Everyday an average of 700,000 people are locked away like animals in a cage. These incarcerated individuals are soon left to be away from their families and surrounded by others in the same situation. According to Mama’s Bail Out Day webpage, black women are twice as likely to be in jail opposed to their white counter partners.
It has been reported that one in five transgender women have spent time prison and jail. Eight in ten of the women are mothers and most of them are in local jails and prisons for crimes they have not committed or been convicted of.
For the simple fact that many of these women are incarcerated because they cannot post bail, a black lives matter group decided that these mothers could not spend mothers day in jail.
“The money bail system in this country is unjust and punishes people for being poor,” Serena Sebring of Southerners on New Ground, a queer-focused social justice group, explained.
The BLM groups came together to raise $550,000 to bail out black women all across the US, with $345,000 going directly to bail money and the rest going to things like temporary housing or beauty appointments so that the mothers were able to feel human again for their day.
The groups spent a lot of time reading the roster and names of women located in the jail and prison systems.
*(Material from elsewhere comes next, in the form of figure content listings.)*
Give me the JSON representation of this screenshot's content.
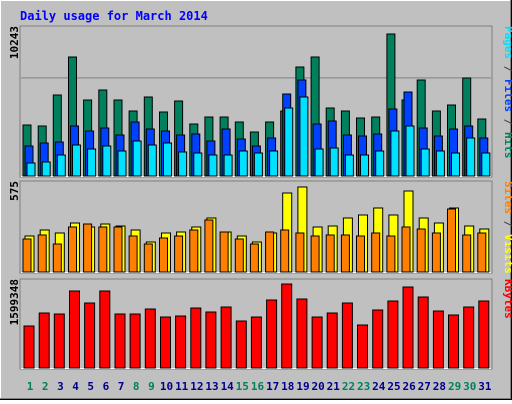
{
  "title": "Daily usage for March 2014",
  "colors": {
    "hits": "#00805C",
    "files": "#0040FF",
    "pages": "#00E0FF",
    "visits": "#FFFF00",
    "sites": "#FF8000",
    "kbytes": "#FF0000",
    "weekday": "#00008B",
    "weekend": "#00805C",
    "panel": "#C0C0C0",
    "title": "#0000FF"
  },
  "chart_data": [
    {
      "type": "bar",
      "panel": "hits-files-pages",
      "categories": [
        "1",
        "2",
        "3",
        "4",
        "5",
        "6",
        "7",
        "8",
        "9",
        "10",
        "11",
        "12",
        "13",
        "14",
        "15",
        "16",
        "17",
        "18",
        "19",
        "20",
        "21",
        "22",
        "23",
        "24",
        "25",
        "26",
        "27",
        "28",
        "29",
        "30",
        "31"
      ],
      "max_label": "10243",
      "ylim": [
        0,
        10243
      ],
      "series": [
        {
          "name": "Hits",
          "values": [
            3600,
            3500,
            5700,
            8400,
            5400,
            6100,
            5400,
            4600,
            5600,
            4500,
            5300,
            3700,
            4200,
            4200,
            3800,
            3100,
            3800,
            4600,
            7700,
            8400,
            4800,
            4600,
            4100,
            4200,
            10000,
            5400,
            6800,
            4600,
            5000,
            6900,
            4000
          ]
        },
        {
          "name": "Files",
          "values": [
            2100,
            2300,
            2400,
            3500,
            3200,
            3400,
            2900,
            3800,
            3300,
            3200,
            2900,
            3000,
            2500,
            3300,
            2600,
            2100,
            2700,
            5800,
            6800,
            3700,
            3900,
            2900,
            2800,
            3000,
            4700,
            5900,
            3400,
            2800,
            3300,
            3500,
            2700
          ]
        },
        {
          "name": "Pages",
          "values": [
            900,
            1000,
            1500,
            2200,
            1900,
            2100,
            1800,
            2500,
            2200,
            2300,
            1700,
            1600,
            1500,
            1500,
            1800,
            1600,
            1800,
            4800,
            5600,
            1900,
            2000,
            1500,
            1500,
            1800,
            3200,
            3500,
            1900,
            1800,
            1600,
            2700,
            1600
          ]
        }
      ]
    },
    {
      "type": "bar",
      "panel": "visits-sites",
      "categories": [
        "1",
        "2",
        "3",
        "4",
        "5",
        "6",
        "7",
        "8",
        "9",
        "10",
        "11",
        "12",
        "13",
        "14",
        "15",
        "16",
        "17",
        "18",
        "19",
        "20",
        "21",
        "22",
        "23",
        "24",
        "25",
        "26",
        "27",
        "28",
        "29",
        "30",
        "31"
      ],
      "max_label": "575",
      "ylim": [
        0,
        575
      ],
      "series": [
        {
          "name": "Visits",
          "values": [
            240,
            280,
            260,
            330,
            300,
            320,
            310,
            280,
            200,
            260,
            270,
            300,
            360,
            270,
            240,
            200,
            260,
            530,
            565,
            300,
            310,
            360,
            380,
            430,
            380,
            540,
            360,
            330,
            430,
            310,
            290
          ]
        },
        {
          "name": "Sites",
          "values": [
            220,
            250,
            190,
            300,
            320,
            300,
            300,
            240,
            190,
            230,
            240,
            280,
            350,
            270,
            220,
            190,
            270,
            280,
            260,
            240,
            250,
            250,
            240,
            260,
            240,
            300,
            290,
            260,
            420,
            250,
            260
          ]
        }
      ]
    },
    {
      "type": "bar",
      "panel": "kbytes",
      "categories": [
        "1",
        "2",
        "3",
        "4",
        "5",
        "6",
        "7",
        "8",
        "9",
        "10",
        "11",
        "12",
        "13",
        "14",
        "15",
        "16",
        "17",
        "18",
        "19",
        "20",
        "21",
        "22",
        "23",
        "24",
        "25",
        "26",
        "27",
        "28",
        "29",
        "30",
        "31"
      ],
      "max_label": "1599348",
      "ylim": [
        0,
        1599348
      ],
      "series": [
        {
          "name": "KBytes",
          "values": [
            800000,
            1040000,
            1020000,
            1470000,
            1230000,
            1460000,
            1030000,
            1030000,
            1120000,
            980000,
            990000,
            1140000,
            1070000,
            1170000,
            890000,
            970000,
            1290000,
            1590000,
            1320000,
            980000,
            1040000,
            1230000,
            820000,
            1110000,
            1280000,
            1540000,
            1360000,
            1080000,
            1000000,
            1170000,
            1270000
          ]
        }
      ]
    }
  ],
  "legend": {
    "top": [
      {
        "text": "Pages",
        "color": "#00E0FF"
      },
      {
        "text": " / ",
        "color": "#404040"
      },
      {
        "text": "Files",
        "color": "#0040FF"
      },
      {
        "text": " / ",
        "color": "#404040"
      },
      {
        "text": "Hits",
        "color": "#00805C"
      }
    ],
    "middle": [
      {
        "text": "Sites",
        "color": "#FF8000"
      },
      {
        "text": " / ",
        "color": "#404040"
      },
      {
        "text": "Visits",
        "color": "#FFFF00"
      }
    ],
    "bottom": [
      {
        "text": "KBytes",
        "color": "#FF0000"
      }
    ]
  },
  "weekend_days": [
    "1",
    "2",
    "8",
    "9",
    "15",
    "16",
    "22",
    "23",
    "29",
    "30"
  ]
}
Writing letters to each of them, the BLM groups asked the women if they were caregivers or mothers.
They also worked with clergy within the jails in order to determine what women were mothers and who would benefit most from being bailed out.
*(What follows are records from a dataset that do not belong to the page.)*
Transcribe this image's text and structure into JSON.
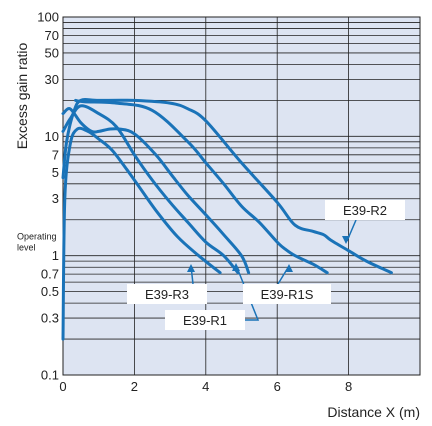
{
  "chart_data": {
    "type": "line",
    "xlabel": "Distance X (m)",
    "ylabel": "Excess gain ratio",
    "xlim": [
      0,
      10
    ],
    "ylim": [
      0.1,
      100
    ],
    "yscale": "log",
    "xticks": [
      "0",
      "2",
      "4",
      "6",
      "8"
    ],
    "yticks": [
      "0.1",
      "0.3",
      "0.5",
      "0.7",
      "1",
      "3",
      "5",
      "7",
      "10",
      "30",
      "50",
      "70",
      "100"
    ],
    "operating_level": "Operating level",
    "grid": true,
    "colors": {
      "plot_bg": "#dde4f2",
      "grid": "#222222",
      "series": "#1a73b8"
    },
    "series": [
      {
        "name": "E39-R3",
        "x": [
          0.0,
          0.05,
          0.2,
          0.4,
          0.7,
          1.0,
          1.4,
          2.0,
          2.6,
          3.2,
          3.8,
          4.4
        ],
        "y": [
          0.2,
          3.0,
          8.5,
          11.5,
          11.0,
          9.5,
          7.5,
          4.3,
          2.4,
          1.45,
          1.0,
          0.72
        ]
      },
      {
        "name": "E39-R1",
        "x": [
          0.0,
          0.2,
          0.5,
          1.0,
          1.5,
          2.0,
          2.5,
          3.0,
          3.5,
          4.0,
          4.5,
          4.9
        ],
        "y": [
          11.0,
          14.0,
          18.0,
          15.5,
          12.0,
          7.0,
          4.3,
          2.8,
          1.9,
          1.3,
          1.0,
          0.72
        ]
      },
      {
        "name": "E39-R1S",
        "x": [
          0.0,
          0.2,
          0.5,
          0.8,
          1.0,
          1.3,
          1.6,
          2.0,
          2.6,
          3.1,
          3.5,
          4.0,
          4.5,
          5.0,
          5.2
        ],
        "y": [
          15.5,
          17.0,
          13.0,
          11.0,
          11.0,
          11.5,
          11.5,
          10.5,
          7.0,
          4.5,
          3.2,
          2.2,
          1.5,
          1.0,
          0.72
        ]
      },
      {
        "name": "E39-R2",
        "x": [
          0.0,
          0.1,
          0.3,
          0.5,
          1.0,
          2.0,
          3.0,
          3.5,
          4.0,
          5.0,
          6.0,
          6.5,
          7.0,
          7.3,
          7.5,
          8.0,
          8.5,
          9.2
        ],
        "y": [
          4.5,
          9.0,
          16.0,
          20.0,
          20.0,
          20.0,
          19.0,
          17.0,
          13.5,
          6.0,
          2.8,
          1.8,
          1.6,
          1.5,
          1.35,
          1.1,
          0.9,
          0.72
        ]
      },
      {
        "name": "E39-R2-upper",
        "x": [
          0.35,
          0.6,
          1.5,
          2.5,
          3.5,
          4.0,
          4.5,
          5.0,
          5.5,
          6.0,
          6.2,
          6.5,
          7.0,
          7.4
        ],
        "y": [
          20.0,
          19.5,
          19.0,
          16.5,
          9.0,
          6.0,
          4.0,
          2.6,
          1.9,
          1.3,
          1.15,
          1.0,
          0.85,
          0.72
        ]
      }
    ],
    "callouts": [
      "E39-R3",
      "E39-R1",
      "E39-R1S",
      "E39-R2"
    ]
  }
}
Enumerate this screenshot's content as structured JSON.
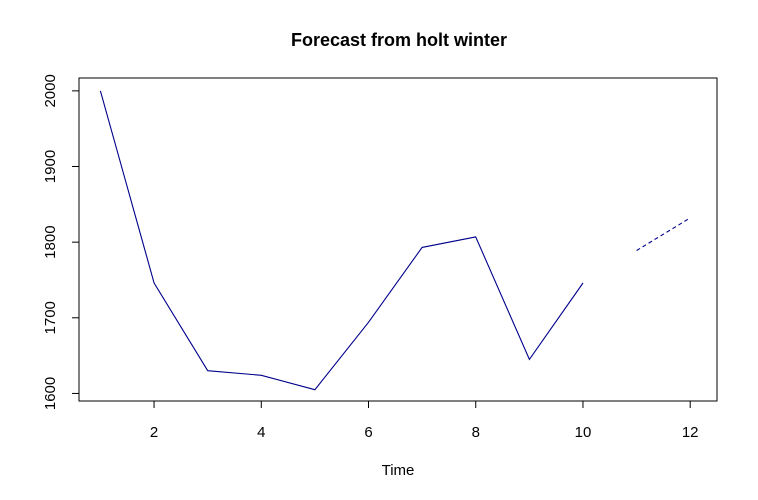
{
  "chart_data": {
    "type": "line",
    "title": "Forecast from holt winter",
    "xlabel": "Time",
    "ylabel": "",
    "xlim": [
      0.6,
      12.5
    ],
    "ylim": [
      1590,
      2017
    ],
    "x_ticks": [
      2,
      4,
      6,
      8,
      10,
      12
    ],
    "y_ticks": [
      1600,
      1700,
      1800,
      1900,
      2000
    ],
    "grid": false,
    "legend": "none",
    "colors": {
      "line": "#00008b",
      "axis": "#000000"
    },
    "series": [
      {
        "style": "solid",
        "x": [
          1,
          2,
          3,
          4,
          5,
          6,
          7,
          8,
          9,
          10
        ],
        "values": [
          2000,
          1746,
          1630,
          1624,
          1605,
          1694,
          1793,
          1807,
          1645,
          1746
        ]
      },
      {
        "style": "dashed",
        "x": [
          11,
          12
        ],
        "values": [
          1789,
          1832
        ]
      }
    ]
  }
}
“We’re working with local public defenders, folks in the court system, service providers and families,” said Scott Roberts, senior criminal justice campaigns director at Color of Change. “If there are criteria, that’s determined on the local level.”
“We’re trying to go above and beyond to make sure they feel cared for and loved,” said Ashley Green, lead organizer of social justice network the Dream Defenders in Florida. “We’re taking them to get their hair done, their nails done, we’re making sure they have a clear place to stay, transportation to and from jail.”